High oil prices and a possible “base effect” could mean that it raises its ugly head in coming weeks, reports Gaurav Choudhury.

business Updated: Nov 08, 2007 22:05 IST
Gaurav Choudhury

Inflation, measured by the wholesale price index (WPI), fell to a five-year low of 2.97 per cent, but high oil prices and a possible “base effect” could mean that it raises its ugly head in coming weeks.

The base effect means that the fall looks large when compared with the rising WPI during the same period last year.

During the week under review, prices of cereals, pulses fruits and vegetables declined, while wheat, poultry chicken, fish-marine, milk and eggs turned expensive.

Inflation started an upward march during November last year, crossing the psychologically worrisome 6 per cent during the early months of 2007 and forced a concerned government to initiate a series of fiscal and monetary steps.

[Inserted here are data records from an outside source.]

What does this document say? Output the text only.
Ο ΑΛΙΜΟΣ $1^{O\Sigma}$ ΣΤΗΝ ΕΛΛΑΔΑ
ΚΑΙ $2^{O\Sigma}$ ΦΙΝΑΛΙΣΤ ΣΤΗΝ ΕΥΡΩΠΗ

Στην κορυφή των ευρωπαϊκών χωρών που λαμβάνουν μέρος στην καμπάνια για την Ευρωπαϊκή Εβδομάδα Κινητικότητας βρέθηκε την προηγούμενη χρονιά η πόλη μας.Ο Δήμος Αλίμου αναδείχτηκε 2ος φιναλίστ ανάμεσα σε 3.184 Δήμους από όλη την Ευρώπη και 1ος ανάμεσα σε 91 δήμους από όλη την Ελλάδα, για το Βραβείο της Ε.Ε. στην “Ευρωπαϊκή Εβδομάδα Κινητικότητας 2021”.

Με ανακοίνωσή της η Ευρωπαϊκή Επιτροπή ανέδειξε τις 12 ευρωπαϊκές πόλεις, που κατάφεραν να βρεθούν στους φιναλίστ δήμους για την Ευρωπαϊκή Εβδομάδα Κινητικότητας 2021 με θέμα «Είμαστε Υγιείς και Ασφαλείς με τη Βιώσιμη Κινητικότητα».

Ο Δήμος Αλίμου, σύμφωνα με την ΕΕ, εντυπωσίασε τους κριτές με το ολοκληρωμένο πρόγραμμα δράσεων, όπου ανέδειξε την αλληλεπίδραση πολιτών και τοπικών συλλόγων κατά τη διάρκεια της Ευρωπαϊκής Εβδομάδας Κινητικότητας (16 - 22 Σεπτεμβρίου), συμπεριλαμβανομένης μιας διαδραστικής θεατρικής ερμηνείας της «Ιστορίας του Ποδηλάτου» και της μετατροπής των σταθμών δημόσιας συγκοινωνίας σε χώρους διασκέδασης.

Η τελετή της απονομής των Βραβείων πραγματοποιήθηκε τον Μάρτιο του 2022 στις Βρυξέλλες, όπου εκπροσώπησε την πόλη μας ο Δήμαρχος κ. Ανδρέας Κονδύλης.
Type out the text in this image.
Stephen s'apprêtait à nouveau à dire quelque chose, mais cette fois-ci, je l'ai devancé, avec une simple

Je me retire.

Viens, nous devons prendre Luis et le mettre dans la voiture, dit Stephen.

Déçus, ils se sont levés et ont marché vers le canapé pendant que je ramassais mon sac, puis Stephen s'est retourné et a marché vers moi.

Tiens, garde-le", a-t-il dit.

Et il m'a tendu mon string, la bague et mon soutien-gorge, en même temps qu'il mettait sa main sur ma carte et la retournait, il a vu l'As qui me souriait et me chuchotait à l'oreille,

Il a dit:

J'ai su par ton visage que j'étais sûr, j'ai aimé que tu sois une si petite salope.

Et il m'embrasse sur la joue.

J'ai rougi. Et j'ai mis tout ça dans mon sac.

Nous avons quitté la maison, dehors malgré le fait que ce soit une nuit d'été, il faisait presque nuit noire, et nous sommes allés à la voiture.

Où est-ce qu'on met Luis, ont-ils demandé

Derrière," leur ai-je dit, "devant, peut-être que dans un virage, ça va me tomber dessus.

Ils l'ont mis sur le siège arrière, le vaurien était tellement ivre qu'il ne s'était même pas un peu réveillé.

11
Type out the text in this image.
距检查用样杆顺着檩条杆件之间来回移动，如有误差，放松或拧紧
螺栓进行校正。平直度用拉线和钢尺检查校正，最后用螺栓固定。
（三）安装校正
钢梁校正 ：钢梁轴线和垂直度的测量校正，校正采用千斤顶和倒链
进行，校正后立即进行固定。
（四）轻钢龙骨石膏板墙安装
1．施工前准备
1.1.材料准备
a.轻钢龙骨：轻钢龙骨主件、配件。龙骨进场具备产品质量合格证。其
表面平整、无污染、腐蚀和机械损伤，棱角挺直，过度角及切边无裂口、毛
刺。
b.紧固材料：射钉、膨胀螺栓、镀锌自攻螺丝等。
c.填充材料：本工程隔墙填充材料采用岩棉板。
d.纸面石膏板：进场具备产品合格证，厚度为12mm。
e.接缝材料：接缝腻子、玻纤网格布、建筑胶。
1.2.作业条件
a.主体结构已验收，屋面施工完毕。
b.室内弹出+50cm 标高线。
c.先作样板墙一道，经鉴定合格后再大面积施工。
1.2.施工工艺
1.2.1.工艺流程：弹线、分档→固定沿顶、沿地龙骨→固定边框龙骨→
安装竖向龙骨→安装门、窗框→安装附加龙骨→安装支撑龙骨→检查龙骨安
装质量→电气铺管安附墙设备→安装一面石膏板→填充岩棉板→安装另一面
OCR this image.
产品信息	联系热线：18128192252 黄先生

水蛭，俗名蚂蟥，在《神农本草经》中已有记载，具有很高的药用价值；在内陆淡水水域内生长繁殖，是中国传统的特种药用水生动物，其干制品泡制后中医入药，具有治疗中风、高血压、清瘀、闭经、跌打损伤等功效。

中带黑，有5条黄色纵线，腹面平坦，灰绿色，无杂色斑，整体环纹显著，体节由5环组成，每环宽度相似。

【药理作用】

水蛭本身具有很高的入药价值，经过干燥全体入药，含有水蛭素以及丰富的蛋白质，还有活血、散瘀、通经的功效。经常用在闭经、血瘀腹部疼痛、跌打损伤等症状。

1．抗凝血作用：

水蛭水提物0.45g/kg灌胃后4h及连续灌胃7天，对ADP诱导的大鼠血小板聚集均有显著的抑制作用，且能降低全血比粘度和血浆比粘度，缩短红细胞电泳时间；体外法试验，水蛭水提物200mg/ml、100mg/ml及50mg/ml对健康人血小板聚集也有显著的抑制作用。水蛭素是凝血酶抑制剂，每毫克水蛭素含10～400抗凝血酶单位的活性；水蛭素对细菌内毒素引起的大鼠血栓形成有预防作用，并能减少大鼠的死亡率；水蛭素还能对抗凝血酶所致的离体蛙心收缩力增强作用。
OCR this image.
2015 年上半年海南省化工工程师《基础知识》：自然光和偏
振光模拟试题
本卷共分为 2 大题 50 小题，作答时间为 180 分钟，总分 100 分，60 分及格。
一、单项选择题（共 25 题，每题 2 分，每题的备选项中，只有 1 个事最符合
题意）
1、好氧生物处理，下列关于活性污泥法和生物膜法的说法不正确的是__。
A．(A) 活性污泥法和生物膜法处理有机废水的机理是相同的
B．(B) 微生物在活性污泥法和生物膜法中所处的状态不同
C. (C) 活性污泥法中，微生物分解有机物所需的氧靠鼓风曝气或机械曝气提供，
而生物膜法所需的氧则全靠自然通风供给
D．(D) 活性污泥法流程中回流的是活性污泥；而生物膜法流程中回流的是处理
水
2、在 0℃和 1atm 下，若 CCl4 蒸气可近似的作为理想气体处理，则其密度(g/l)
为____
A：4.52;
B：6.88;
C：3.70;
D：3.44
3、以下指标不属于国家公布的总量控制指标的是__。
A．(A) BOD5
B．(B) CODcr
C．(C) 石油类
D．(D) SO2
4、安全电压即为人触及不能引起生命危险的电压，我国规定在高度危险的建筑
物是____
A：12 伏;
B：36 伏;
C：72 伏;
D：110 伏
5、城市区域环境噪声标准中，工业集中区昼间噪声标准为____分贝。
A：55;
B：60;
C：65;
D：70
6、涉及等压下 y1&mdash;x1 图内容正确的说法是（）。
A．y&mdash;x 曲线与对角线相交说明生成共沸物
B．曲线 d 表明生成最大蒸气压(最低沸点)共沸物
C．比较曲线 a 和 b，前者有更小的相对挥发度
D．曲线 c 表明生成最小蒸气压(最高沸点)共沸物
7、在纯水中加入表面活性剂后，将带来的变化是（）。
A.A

Inflation had hit a high of 6.69 per cent in January this year.

However, going forward, there is a potential threat from soaring oil prices on inflation, analysts said.

Oil prices had touched $100 per barrel on Wednesday. New York's main contract, light sweet crude for December delivery, hit an historic peak of $98.62 per barrel. It later stood at $98.00, up $1.30.

According to analysts, the decision by the government to raise prices of petroleum product would have spill-over effect on the prices of commodities which in turn would raise inflation in the future.

The Reserve Bank has set a medium-term inflation target of 3 per cent. The inflation rate for the week ended October 27 is well below that mark, but analysts felt that the high crude oil prices could upset the government’s price management plans.

The RBI, in its monetary policy last month, increased the cash reserve ratio (CRR) by 0.5 percentage points to 7.5 per cent and retained its earlier GDP growth forecast of 8.5 per cent during 2007-08.

With a series of interest rates hikes in quick succession the RBI has quite aggressively tightened the monetary screws.

While the government has cut import duties on several items, including cement and edible oils, the central bank has adopted a policy of monetary tightening to hold the price line.